Habitat : Rubus chamaemorus is native to Northern Europe, including Britain, from Scandanavia south and east to Germany and N. Asia. It grows in cool boggy places, often found amongst bilberries on hills and mountain sides, avoiding shade and calcareous soils.

Rubus chamaemorus is a perennial plant .It grows to 10–25 cm (4-10 inches) high. The leaves alternate between having 5 and 7 soft, handlike lobes on straight, branchless stalks. It is in flower from Jun to August, and the seeds ripen from Jul to September . After pollination, the white (sometimes reddish-tipped) flowers form raspberry-sized aggregate fruits. Encapsulating between 5 and 25 drupelets, each fruit is initially pale red, ripening into an amber color in early autumn.

The flowers are dioecious (individual flowers are either male or female, but only one sex is to be found on any one plant so both male and female plants must be grown if seed is required) and are pollinated by Bees, flies.The plant is not self-fertile.

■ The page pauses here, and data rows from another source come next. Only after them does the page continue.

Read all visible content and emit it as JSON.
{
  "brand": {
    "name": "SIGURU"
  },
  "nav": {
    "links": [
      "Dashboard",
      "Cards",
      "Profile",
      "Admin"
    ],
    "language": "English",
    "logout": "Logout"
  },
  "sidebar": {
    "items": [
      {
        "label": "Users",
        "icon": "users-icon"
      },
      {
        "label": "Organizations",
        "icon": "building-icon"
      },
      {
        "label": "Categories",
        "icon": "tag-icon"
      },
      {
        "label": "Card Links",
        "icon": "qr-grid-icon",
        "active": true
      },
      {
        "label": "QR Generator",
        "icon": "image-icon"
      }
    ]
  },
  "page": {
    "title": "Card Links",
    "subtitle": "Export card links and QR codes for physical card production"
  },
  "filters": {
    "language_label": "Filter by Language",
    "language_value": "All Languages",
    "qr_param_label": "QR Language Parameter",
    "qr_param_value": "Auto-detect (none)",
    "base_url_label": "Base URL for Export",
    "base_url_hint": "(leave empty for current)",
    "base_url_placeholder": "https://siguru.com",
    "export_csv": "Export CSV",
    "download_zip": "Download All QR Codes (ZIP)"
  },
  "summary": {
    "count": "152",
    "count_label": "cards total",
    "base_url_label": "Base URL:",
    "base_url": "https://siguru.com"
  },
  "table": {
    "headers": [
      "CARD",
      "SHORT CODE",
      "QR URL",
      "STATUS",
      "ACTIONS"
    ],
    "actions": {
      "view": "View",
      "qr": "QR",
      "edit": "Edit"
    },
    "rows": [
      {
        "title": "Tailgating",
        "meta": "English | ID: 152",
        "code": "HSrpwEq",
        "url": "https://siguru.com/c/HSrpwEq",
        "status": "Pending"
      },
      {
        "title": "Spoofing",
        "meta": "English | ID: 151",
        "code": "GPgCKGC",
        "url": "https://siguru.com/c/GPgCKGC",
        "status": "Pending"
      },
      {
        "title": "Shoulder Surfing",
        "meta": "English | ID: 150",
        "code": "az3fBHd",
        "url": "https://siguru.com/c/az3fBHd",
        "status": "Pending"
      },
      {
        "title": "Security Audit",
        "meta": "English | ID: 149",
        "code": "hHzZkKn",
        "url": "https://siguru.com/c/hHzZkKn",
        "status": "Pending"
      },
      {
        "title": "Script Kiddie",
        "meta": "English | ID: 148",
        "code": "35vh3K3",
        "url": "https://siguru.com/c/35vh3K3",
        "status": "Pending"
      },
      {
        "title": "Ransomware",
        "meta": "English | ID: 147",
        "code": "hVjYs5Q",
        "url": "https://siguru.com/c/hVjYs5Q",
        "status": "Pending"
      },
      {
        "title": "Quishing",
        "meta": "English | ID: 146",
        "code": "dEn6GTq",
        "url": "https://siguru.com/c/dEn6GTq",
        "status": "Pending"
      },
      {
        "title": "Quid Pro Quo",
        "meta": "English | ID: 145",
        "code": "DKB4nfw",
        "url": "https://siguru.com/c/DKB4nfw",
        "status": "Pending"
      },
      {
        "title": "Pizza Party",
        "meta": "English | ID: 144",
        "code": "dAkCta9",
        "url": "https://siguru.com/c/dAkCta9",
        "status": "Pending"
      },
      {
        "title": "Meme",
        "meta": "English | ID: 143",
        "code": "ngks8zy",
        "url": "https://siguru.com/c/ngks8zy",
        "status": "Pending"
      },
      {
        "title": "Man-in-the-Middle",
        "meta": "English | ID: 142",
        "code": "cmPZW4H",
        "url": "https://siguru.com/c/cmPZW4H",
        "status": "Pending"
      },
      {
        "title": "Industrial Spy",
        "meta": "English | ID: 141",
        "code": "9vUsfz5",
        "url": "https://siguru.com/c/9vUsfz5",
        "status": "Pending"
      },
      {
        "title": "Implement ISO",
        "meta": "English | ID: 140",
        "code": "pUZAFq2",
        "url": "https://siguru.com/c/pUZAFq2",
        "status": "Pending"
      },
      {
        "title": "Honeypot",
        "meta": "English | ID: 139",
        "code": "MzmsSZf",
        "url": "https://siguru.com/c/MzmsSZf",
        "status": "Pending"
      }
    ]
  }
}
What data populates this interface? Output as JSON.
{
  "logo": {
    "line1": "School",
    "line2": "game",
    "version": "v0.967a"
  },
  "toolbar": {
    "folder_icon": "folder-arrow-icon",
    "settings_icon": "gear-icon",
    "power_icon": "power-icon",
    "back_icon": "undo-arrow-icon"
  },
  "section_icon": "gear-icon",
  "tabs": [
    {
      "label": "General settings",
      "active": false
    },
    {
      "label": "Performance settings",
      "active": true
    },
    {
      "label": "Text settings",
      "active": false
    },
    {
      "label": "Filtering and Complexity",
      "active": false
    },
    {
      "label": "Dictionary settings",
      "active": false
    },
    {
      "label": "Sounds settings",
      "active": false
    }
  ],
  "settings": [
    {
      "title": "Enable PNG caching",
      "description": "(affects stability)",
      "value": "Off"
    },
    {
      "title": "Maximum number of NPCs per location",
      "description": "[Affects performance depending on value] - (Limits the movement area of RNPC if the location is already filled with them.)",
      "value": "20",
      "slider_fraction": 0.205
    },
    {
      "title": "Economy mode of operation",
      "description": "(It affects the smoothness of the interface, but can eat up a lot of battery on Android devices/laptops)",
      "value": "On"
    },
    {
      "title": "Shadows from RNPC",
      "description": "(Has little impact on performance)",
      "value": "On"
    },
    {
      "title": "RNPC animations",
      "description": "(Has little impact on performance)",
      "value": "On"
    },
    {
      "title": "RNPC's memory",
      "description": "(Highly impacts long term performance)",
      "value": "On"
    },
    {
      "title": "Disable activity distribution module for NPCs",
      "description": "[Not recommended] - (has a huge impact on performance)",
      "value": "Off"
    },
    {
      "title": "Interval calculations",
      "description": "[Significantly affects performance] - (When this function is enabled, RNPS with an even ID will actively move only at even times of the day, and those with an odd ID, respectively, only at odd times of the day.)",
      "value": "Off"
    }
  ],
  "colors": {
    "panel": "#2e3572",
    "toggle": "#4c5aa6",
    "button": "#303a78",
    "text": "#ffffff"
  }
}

Unlike most Rubus species, the cloudberry is dioecious, and fruit production by a female plant requires pollination from a male plant.

Easily grown in a good well-drained loamy soil in sun or semi-shade. Avoids calcareous soils in the wild and is often found in boggy soils. Considered to be a gourmet fruit, it is occasionally sold in speciality stores. Dioecious. Male and female plants must be grown if seed is required.

Propagation :
Seed – requires stratification and is best sown in early autumn in a cold frame. Stored seed requires one month stratification at about 3°c and is best sown as early as possible in the year. Prick out the seedlings when they are large enough to handle and grow on in a cold frame. Plant them out into their permanent positions in late spring of the following year. Cuttings of half-ripe wood, July/August in a frame. Division in early spring or just before leaf-fall in the autumn

Edible Parts: Flowers; Fruit.
Edible Uses: Tea.………Fruit – raw or cooked. Sour but delicious, the fruit can be eaten out of hand or stewed, used in preserves, pies etc. Rich in vitamin C. The sweet fruit tastes like baked apples. Flowers – raw. The fresh or dried leaves are used as a tea substitute.

Alcoholic drinks:
In Nordic countries, traditional liqueurs such as Lakkalikööri (Finland) are made of cloudberry, having a strong taste and high sugar content. Cloudberry is used as a spice for making akvavit. In northeastern Quebec, a cloudberry liqueur known as chicoutai (aboriginal name) is made.

Medicinal Uses:
A decoction of the roots has been used as ‘woman’s medicine’. A decoction of the root and lower stem has been used by barren women to try and become pregnant. The root has been used in the treatment of coughs, fevers and consumption.

Other Uses:...Dye.……A purple to dull blue dye is obtained from the fruit.

Cultural references:
The cloudberry appears on the Finnish version of the 2 euro coin.  The name of the hill Beinn nan Oighreag in Breadalbane in the Scottish Highlands means “Hill of the Cloudberries” in Scots Gaelic.

The berry is called Bakeapple in Newfoundland. One explanation for the name suggests it is derived from the French term “Baie Qu’Appelle”, meaning “What is this berry called?

Disclaimer : The information presented herein is intended for educational purposes only. Individual results may vary, and before using any supplement, it is always advisable to consult with your own health care provider.